Tekst van de dag Lichtwerk
Lezen: Exodus 25 : 31 – 40
Vrijdag 31 Juli 2020 Exodus 25 : 31 – 36
[1]U moet ook een kandelaar van zuiver goud maken. Als gedreven werk moet de kandelaar gemaakt worden, zijn schacht en zijn armen; zijn bloemkelken, zijn knoppen en zijn bloesems moeten er één geheel mee vormen. En zes armen moeten uit de zijkanten ervan uitsteken: drie armen van de kandelaar uit zijn ene kant, en drie armen van de kandelaar uit zijn andere kant. Drie bloemkelken in de vorm van amandelbloesem aan de ene arm, met knop en bloesem, en drie bloemkelken in de vorm van amandelbloesem aan de andere arm, met knop en bloesem. Zo moeten de zes armen worden die uit de kandelaar steken. En op de kandelaar zelf moeten vier bloemkelken komen in de vorm van amandelbloesem, met zijn knoppen en zijn bloesems. Er moet een knop komen onder het eerste paar armen dat eruit steekt, een knop onder het tweede paar armen dat eruit steekt, en een knop onder het derde paar armen dat eruit steekt. Zo moet het worden bij de zes armen die uit de kandelaar steken. Zijn knoppen en zijn armen moeten met de kandelaar één geheel vormen; het geheel moet één stuk gedreven werk van zuiver goud zijn.
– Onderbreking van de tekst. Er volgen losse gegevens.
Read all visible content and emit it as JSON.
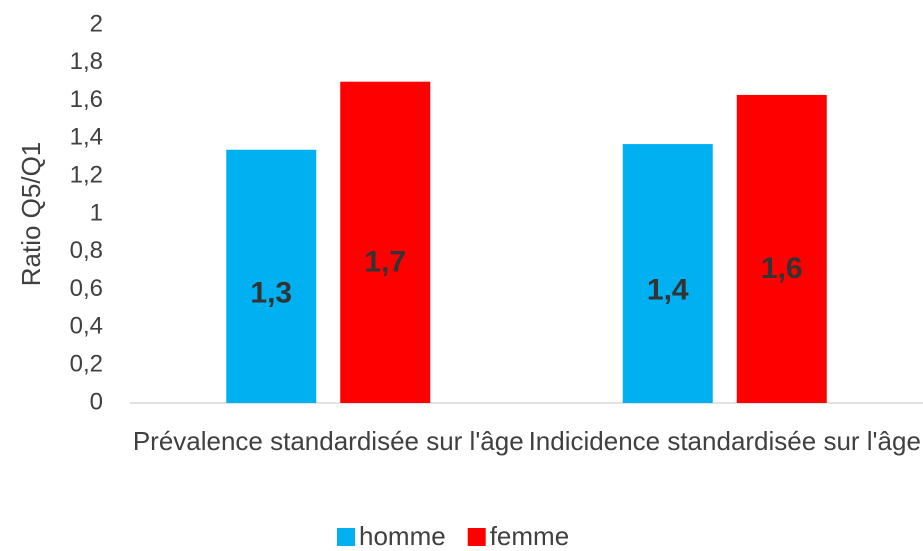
{
  "chart_data": {
    "type": "bar",
    "y_label": "Ratio Q5/Q1",
    "categories": [
      "Prévalence standardisée sur l'âge",
      "Indicidence standardisée sur l'âge"
    ],
    "series": [
      {
        "name": "homme",
        "color": "#00b0f0",
        "values": [
          1.34,
          1.37
        ],
        "value_labels": [
          "1,3",
          "1,4"
        ]
      },
      {
        "name": "femme",
        "color": "#ff0000",
        "values": [
          1.7,
          1.63
        ],
        "value_labels": [
          "1,7",
          "1,6"
        ]
      }
    ],
    "ylim": [
      0,
      2
    ],
    "yticks": [
      0,
      {
        "value": 0.2,
        "label": "0,2"
      },
      {
        "value": 0.4,
        "label": "0,4"
      },
      {
        "value": 0.6,
        "label": "0,6"
      },
      {
        "value": 0.8,
        "label": "0,8"
      },
      1,
      {
        "value": 1.2,
        "label": "1,2"
      },
      {
        "value": 1.4,
        "label": "1,4"
      },
      {
        "value": 1.6,
        "label": "1,6"
      },
      {
        "value": 1.8,
        "label": "1,8"
      },
      2
    ],
    "grid": false,
    "legend": "bottom"
  }
}
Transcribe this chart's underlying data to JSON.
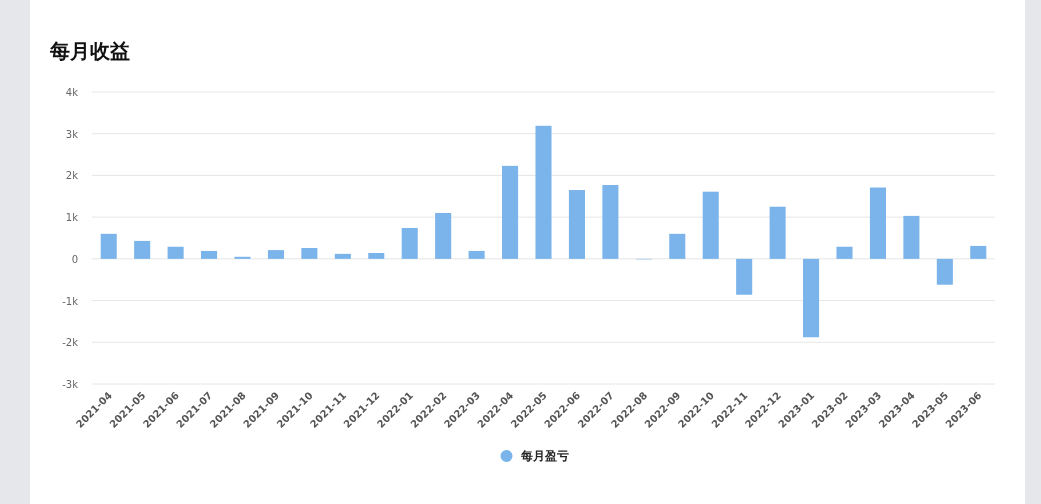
{
  "chart_data": {
    "type": "bar",
    "title": "每月收益",
    "categories": [
      "2021-04",
      "2021-05",
      "2021-06",
      "2021-07",
      "2021-08",
      "2021-09",
      "2021-10",
      "2021-11",
      "2021-12",
      "2022-01",
      "2022-02",
      "2022-03",
      "2022-04",
      "2022-05",
      "2022-06",
      "2022-07",
      "2022-08",
      "2022-09",
      "2022-10",
      "2022-11",
      "2022-12",
      "2023-01",
      "2023-02",
      "2023-03",
      "2023-04",
      "2023-05",
      "2023-06"
    ],
    "series": [
      {
        "name": "每月盈亏",
        "color": "#7ab4ea",
        "values": [
          600,
          430,
          290,
          190,
          50,
          210,
          260,
          120,
          140,
          740,
          1100,
          190,
          2230,
          3190,
          1650,
          1770,
          0,
          600,
          1610,
          -860,
          1250,
          -1880,
          290,
          1710,
          1030,
          -620,
          310
        ]
      }
    ],
    "ylim": [
      -3000,
      4000
    ],
    "yticks": [
      {
        "value": -3000,
        "label": "-3k"
      },
      {
        "value": -2000,
        "label": "-2k"
      },
      {
        "value": -1000,
        "label": "-1k"
      },
      0,
      {
        "value": 1000,
        "label": "1k"
      },
      {
        "value": 2000,
        "label": "2k"
      },
      {
        "value": 3000,
        "label": "3k"
      },
      {
        "value": 4000,
        "label": "4k"
      }
    ],
    "grid": "y",
    "legend": "bottom"
  }
}
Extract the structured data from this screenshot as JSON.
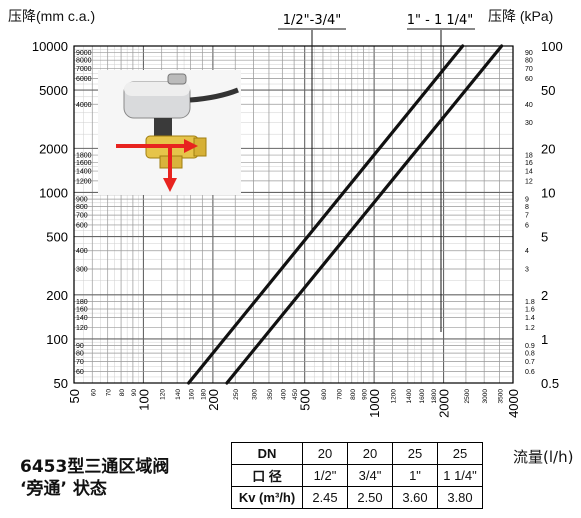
{
  "chart_data": {
    "type": "line",
    "ylabel_left": "压降(mm c.a.)",
    "ylabel_right": "压降 (kPa)",
    "xlabel": "流量(l/h)",
    "xscale": "log",
    "yscale": "log",
    "xlim": [
      50,
      4000
    ],
    "ylim": [
      50,
      10000
    ],
    "ylim_right": [
      0.5,
      100
    ],
    "x_major_ticks": [
      "50",
      "100",
      "200",
      "500",
      "1000",
      "2000",
      "4000"
    ],
    "x_minor_ticks": [
      "60",
      "70",
      "80",
      "90",
      "120",
      "140",
      "160",
      "180",
      "250",
      "300",
      "350",
      "400",
      "450",
      "600",
      "700",
      "800",
      "900",
      "1200",
      "1400",
      "1600",
      "1800",
      "2500",
      "3000",
      "3500"
    ],
    "y_left_major_ticks": [
      "10000",
      "5000",
      "2000",
      "1000",
      "500",
      "200",
      "100",
      "50"
    ],
    "y_left_minor_ticks": [
      "9000",
      "8000",
      "7000",
      "6000",
      "4000",
      "1800",
      "1600",
      "1400",
      "1200",
      "900",
      "800",
      "700",
      "600",
      "400",
      "300",
      "180",
      "160",
      "140",
      "120",
      "90",
      "80",
      "70",
      "60"
    ],
    "y_right_major_ticks": [
      "100",
      "50",
      "20",
      "10",
      "5",
      "2",
      "1",
      "0.5"
    ],
    "y_right_minor_ticks": [
      "90",
      "80",
      "70",
      "60",
      "40",
      "30",
      "18",
      "16",
      "14",
      "12",
      "9",
      "8",
      "7",
      "6",
      "4",
      "3",
      "1.8",
      "1.6",
      "1.4",
      "1.2",
      "0.9",
      "0.8",
      "0.7",
      "0.6"
    ],
    "grid": true,
    "series": [
      {
        "name": "1/2\"-3/4\"",
        "x": [
          157,
          2420
        ],
        "y": [
          50,
          10000
        ]
      },
      {
        "name": "1\" - 1 1/4\"",
        "x": [
          230,
          3570
        ],
        "y": [
          50,
          10000
        ]
      }
    ]
  },
  "product": {
    "title_line1": "6453型三通区域阀",
    "title_line2": "‘旁通’ 状态"
  },
  "kv_table": {
    "dn_label": "DN",
    "dn": [
      "20",
      "20",
      "25",
      "25"
    ],
    "size_label": "口 径",
    "size": [
      "1/2\"",
      "3/4\"",
      "1\"",
      "1 1/4\""
    ],
    "kv_label": "Kv (m³/h)",
    "kv": [
      "2.45",
      "2.50",
      "3.60",
      "3.80"
    ]
  },
  "colors": {
    "grid": "#9a9a9a",
    "line": "#111111",
    "arrow": "#e8231f"
  }
}
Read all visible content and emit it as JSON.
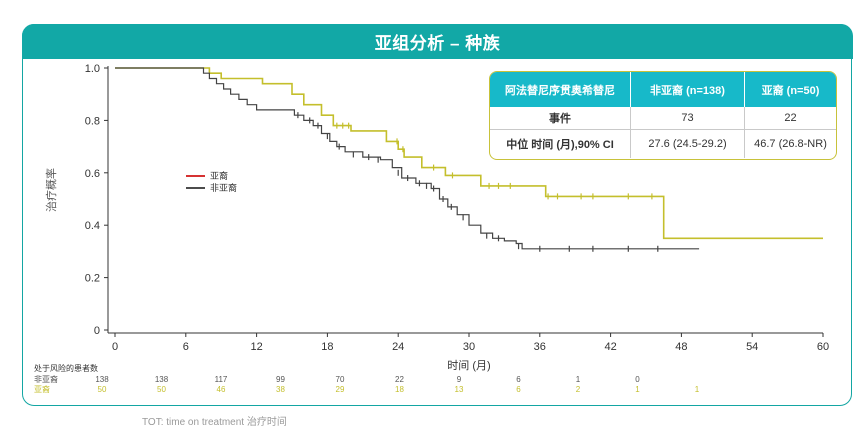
{
  "title": "亚组分析 – 种族",
  "chart_data": {
    "type": "line",
    "ylabel": "治疗概率",
    "xlabel": "时间 (月)",
    "xlim": [
      0,
      60
    ],
    "ylim": [
      0,
      1.0
    ],
    "x_ticks": [
      0,
      6,
      12,
      18,
      24,
      30,
      36,
      42,
      48,
      54,
      60
    ],
    "y_ticks": [
      0,
      0.2,
      0.4,
      0.6,
      0.8,
      1.0
    ],
    "y_tick_labels": [
      "0",
      "0.2",
      "0.4",
      "0.6",
      "0.8",
      "1.0"
    ],
    "legend": {
      "placement": "left-middle",
      "entries": [
        "亚裔",
        "非亚裔"
      ]
    },
    "series": [
      {
        "name": "亚裔",
        "color": "#c4bf2c",
        "step": [
          [
            0,
            1.0
          ],
          [
            8,
            1.0
          ],
          [
            8,
            0.98
          ],
          [
            9,
            0.98
          ],
          [
            9,
            0.96
          ],
          [
            12.5,
            0.96
          ],
          [
            12.5,
            0.94
          ],
          [
            15,
            0.94
          ],
          [
            15,
            0.9
          ],
          [
            16,
            0.9
          ],
          [
            16,
            0.86
          ],
          [
            17.5,
            0.86
          ],
          [
            17.5,
            0.82
          ],
          [
            18.5,
            0.82
          ],
          [
            18.5,
            0.78
          ],
          [
            20,
            0.78
          ],
          [
            20,
            0.76
          ],
          [
            23,
            0.76
          ],
          [
            23,
            0.72
          ],
          [
            24,
            0.72
          ],
          [
            24,
            0.69
          ],
          [
            24.5,
            0.69
          ],
          [
            24.5,
            0.66
          ],
          [
            26,
            0.66
          ],
          [
            26,
            0.62
          ],
          [
            28,
            0.62
          ],
          [
            28,
            0.59
          ],
          [
            31,
            0.59
          ],
          [
            31,
            0.55
          ],
          [
            36.5,
            0.55
          ],
          [
            36.5,
            0.51
          ],
          [
            46.5,
            0.51
          ],
          [
            46.5,
            0.35
          ],
          [
            60,
            0.35
          ]
        ],
        "censored": [
          [
            18.8,
            0.78
          ],
          [
            19.3,
            0.78
          ],
          [
            19.8,
            0.78
          ],
          [
            23.9,
            0.72
          ],
          [
            24.4,
            0.69
          ],
          [
            27,
            0.62
          ],
          [
            28.6,
            0.59
          ],
          [
            31.7,
            0.55
          ],
          [
            32.5,
            0.55
          ],
          [
            33.5,
            0.55
          ],
          [
            36.7,
            0.51
          ],
          [
            37.5,
            0.51
          ],
          [
            39.5,
            0.51
          ],
          [
            40.5,
            0.51
          ],
          [
            43.5,
            0.51
          ],
          [
            45.5,
            0.51
          ]
        ]
      },
      {
        "name": "非亚裔",
        "color": "#444444",
        "step": [
          [
            0,
            1.0
          ],
          [
            7.5,
            1.0
          ],
          [
            7.5,
            0.98
          ],
          [
            8,
            0.96
          ],
          [
            8.6,
            0.94
          ],
          [
            9.2,
            0.92
          ],
          [
            9.8,
            0.9
          ],
          [
            10.5,
            0.88
          ],
          [
            11.2,
            0.86
          ],
          [
            12,
            0.84
          ],
          [
            13,
            0.84
          ],
          [
            14.5,
            0.84
          ],
          [
            15.2,
            0.82
          ],
          [
            16,
            0.8
          ],
          [
            16.8,
            0.78
          ],
          [
            17.5,
            0.75
          ],
          [
            18.2,
            0.72
          ],
          [
            18.8,
            0.7
          ],
          [
            19.5,
            0.68
          ],
          [
            21,
            0.66
          ],
          [
            22.5,
            0.65
          ],
          [
            23.5,
            0.62
          ],
          [
            24.3,
            0.58
          ],
          [
            25.5,
            0.56
          ],
          [
            26.8,
            0.54
          ],
          [
            27.5,
            0.5
          ],
          [
            28.2,
            0.47
          ],
          [
            29,
            0.44
          ],
          [
            30,
            0.4
          ],
          [
            31,
            0.37
          ],
          [
            32,
            0.35
          ],
          [
            33,
            0.34
          ],
          [
            34,
            0.33
          ],
          [
            34.5,
            0.31
          ],
          [
            49.5,
            0.31
          ]
        ],
        "censored": [
          [
            15.5,
            0.82
          ],
          [
            16.5,
            0.8
          ],
          [
            17.2,
            0.78
          ],
          [
            18,
            0.74
          ],
          [
            19,
            0.7
          ],
          [
            20.2,
            0.67
          ],
          [
            21.5,
            0.66
          ],
          [
            22.3,
            0.65
          ],
          [
            24,
            0.6
          ],
          [
            24.8,
            0.58
          ],
          [
            25.8,
            0.56
          ],
          [
            26.4,
            0.55
          ],
          [
            27,
            0.54
          ],
          [
            27.8,
            0.5
          ],
          [
            28.5,
            0.47
          ],
          [
            29.5,
            0.43
          ],
          [
            31.5,
            0.36
          ],
          [
            32.5,
            0.35
          ],
          [
            34.2,
            0.32
          ],
          [
            36,
            0.31
          ],
          [
            38.5,
            0.31
          ],
          [
            40.5,
            0.31
          ],
          [
            43.5,
            0.31
          ],
          [
            46,
            0.31
          ]
        ]
      }
    ]
  },
  "stats_table": {
    "header": [
      "阿法替尼序贯奥希替尼",
      "非亚裔 (n=138)",
      "亚裔 (n=50)"
    ],
    "rows": [
      [
        "事件",
        "73",
        "22"
      ],
      [
        "中位 时间 (月),90% CI",
        "27.6 (24.5-29.2)",
        "46.7 (26.8-NR)"
      ]
    ]
  },
  "risk_table": {
    "title": "处于风险的患者数",
    "rows": [
      {
        "label": "非亚裔",
        "color": "#555555",
        "values": [
          "138",
          "138",
          "117",
          "99",
          "70",
          "22",
          "9",
          "6",
          "1",
          "0"
        ]
      },
      {
        "label": "亚裔",
        "color": "#c4bf2c",
        "values": [
          "50",
          "50",
          "46",
          "38",
          "29",
          "18",
          "13",
          "6",
          "2",
          "1",
          "1"
        ]
      }
    ]
  },
  "footnote": "TOT: time on treatment 治疗时间"
}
(BGT) Je moet een kandelaar van zuiver goud maken. De kandelaar moet een voetstuk hebben en versierd worden met bloemen en knoppen. Hij moet zes armen hebben, drie aan de ene kant en drie aan de andere kant. Alles moet één geheel zijn. Elke arm moet versierd worden met drie bloemen van goud, met knoppen en bloemblaadjes. Aan de kandelaar zelf moeten vier bloemen komen, met knoppen en bloemblaadjes. Op de plek waar een arm uit de kandelaar komt, moet ook steeds een bloemknop komen. Dat geldt voor alle zes de armen. De hele kandelaar, met de armen en de bloemen, moet één geheel zijn. Alles moet van één stuk zuiver goud gemaakt worden.
Aantekening
Exodus 25 : 31 – 40 > De gouden kandelaar. De kandelaar (zie Exodus 37:17-24) is het tweede voorwerp in het heilig, net als andere in het heilige gemaakt van zuiver goud (Exodus 25:31). De kandelaar zorgde voor het licht binnen de tabernakel. De priesters moesten de lampen voortdurend brandende houden (zie Exodus 27:20-21; Leviticus 24:1-4). Uit de verfraaiing met bloemkelken, knoppen en bloesems blijkt dat de kandelaar een boom symboliseerde, namelijk de boom des levens uit de hof van Eden.